House of Lords Reform - Scotsman Letter

   In today's Scotsman
I just heard David Cameron explaining why he opposed a referendum on Lords reform while supporting referendums on London and other places having mayors. The mayoral referendums were because locally entrenched politicians were against them and a referendum was to get past them and find the people's wishes. Whereas for Lords reform the entrenched powers in all 3 parties are in favour of some cosmetic reform.
Mr Cameron appeared to be unaware that he was thus riding 2 horses in opposite directions. This commitment to democratic sovereignty, but not when it is your own entrenched interests, is typical of our political class.
Reforming the Lords is as major a constitutional change as we have seen since women got the vote.
If this is not something on which the people's wishes are  to be made known Britain is not a democracy.

We should settle this by referendum.
But it should not be the sort of referendum we had on voting reform where the most popular option, true Proportional representation, was deliberately kept off the ballot because the Tories knew it would easily win.
We need a proper multi-option. run off. referendum under which we, the people, get to decide whether we want a fully elected PR chamber, or, as currently, a fully appointed one, some mixture of the 2 or something else. No decision from which the people are deliberately excluded will get any lasting respect and Parlimenmtarians are already not overly burdened with popular regard as it is.
  The letter was published as written except for reformatting of the paragraphs and 2 words. I am keeping the Scotsman edition because i think the edited version the better one.

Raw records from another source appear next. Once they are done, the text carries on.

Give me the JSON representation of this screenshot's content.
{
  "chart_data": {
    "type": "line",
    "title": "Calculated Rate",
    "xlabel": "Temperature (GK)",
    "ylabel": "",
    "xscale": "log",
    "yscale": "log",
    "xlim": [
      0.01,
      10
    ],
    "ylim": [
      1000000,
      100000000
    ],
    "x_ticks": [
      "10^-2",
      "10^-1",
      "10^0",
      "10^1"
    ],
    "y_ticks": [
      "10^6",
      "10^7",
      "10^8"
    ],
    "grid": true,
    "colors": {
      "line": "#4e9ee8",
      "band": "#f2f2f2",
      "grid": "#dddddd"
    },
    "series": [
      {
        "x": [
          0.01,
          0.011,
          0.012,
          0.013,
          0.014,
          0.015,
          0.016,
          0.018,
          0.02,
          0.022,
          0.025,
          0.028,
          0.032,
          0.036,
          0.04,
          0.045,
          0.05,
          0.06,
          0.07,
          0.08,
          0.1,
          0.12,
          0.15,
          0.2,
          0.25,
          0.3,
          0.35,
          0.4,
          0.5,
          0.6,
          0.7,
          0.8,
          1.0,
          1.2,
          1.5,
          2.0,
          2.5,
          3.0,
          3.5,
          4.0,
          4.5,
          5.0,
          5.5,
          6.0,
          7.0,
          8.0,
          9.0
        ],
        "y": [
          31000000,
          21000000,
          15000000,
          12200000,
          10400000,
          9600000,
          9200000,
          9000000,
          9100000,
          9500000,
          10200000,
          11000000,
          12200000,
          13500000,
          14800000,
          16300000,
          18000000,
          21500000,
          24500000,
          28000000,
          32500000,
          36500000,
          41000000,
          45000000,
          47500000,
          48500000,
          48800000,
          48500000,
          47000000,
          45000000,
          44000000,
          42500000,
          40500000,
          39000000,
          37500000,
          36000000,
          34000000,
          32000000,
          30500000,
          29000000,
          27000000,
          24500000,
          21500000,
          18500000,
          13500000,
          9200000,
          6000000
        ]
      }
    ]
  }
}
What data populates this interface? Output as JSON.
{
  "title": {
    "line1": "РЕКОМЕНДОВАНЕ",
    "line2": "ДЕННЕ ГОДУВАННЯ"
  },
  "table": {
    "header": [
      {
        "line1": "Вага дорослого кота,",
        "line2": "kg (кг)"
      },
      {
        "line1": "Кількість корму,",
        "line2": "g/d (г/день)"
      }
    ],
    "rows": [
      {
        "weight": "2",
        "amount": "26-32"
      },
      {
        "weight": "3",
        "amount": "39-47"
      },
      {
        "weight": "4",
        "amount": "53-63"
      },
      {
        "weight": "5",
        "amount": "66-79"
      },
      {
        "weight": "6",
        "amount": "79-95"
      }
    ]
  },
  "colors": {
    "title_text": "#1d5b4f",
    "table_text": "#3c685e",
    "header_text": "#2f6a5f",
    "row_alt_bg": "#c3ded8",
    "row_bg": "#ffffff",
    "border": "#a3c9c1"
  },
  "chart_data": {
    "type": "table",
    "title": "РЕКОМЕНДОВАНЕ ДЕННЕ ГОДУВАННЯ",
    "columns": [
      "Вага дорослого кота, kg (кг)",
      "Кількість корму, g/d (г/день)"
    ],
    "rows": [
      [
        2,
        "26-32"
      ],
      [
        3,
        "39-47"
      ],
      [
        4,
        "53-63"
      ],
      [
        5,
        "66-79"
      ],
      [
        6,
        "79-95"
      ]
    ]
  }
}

     Daniel Hannan has an article on the subject as well where he comes us with this constitutional support 
the greatest constitutional theorist of the day, AV Dicey, who described referendums as 'the best, if not the only possible, check upon ill-considered alterations in the fundamental institutions of the country'.
..... a difference, as Dicey put it, 'between laws which are not fundamental and constitutional and laws which are.'
   I will later give my ideas for how to reform our second chamber. There is no chance of the Commons MPs alone producing this since what they want is the appearance of a second chamber able to keep some separation of powers but that the reality be that it all rests with them, or, since the Commons is fairly toothless, with their Downing Street master.  This, in particular, is why they will oppose PR in the Lords. Though it would look like a reasonable compromise the inevitable result is that the Lords would acquire more democratic legitimacy than the Commons & thus actually have some power.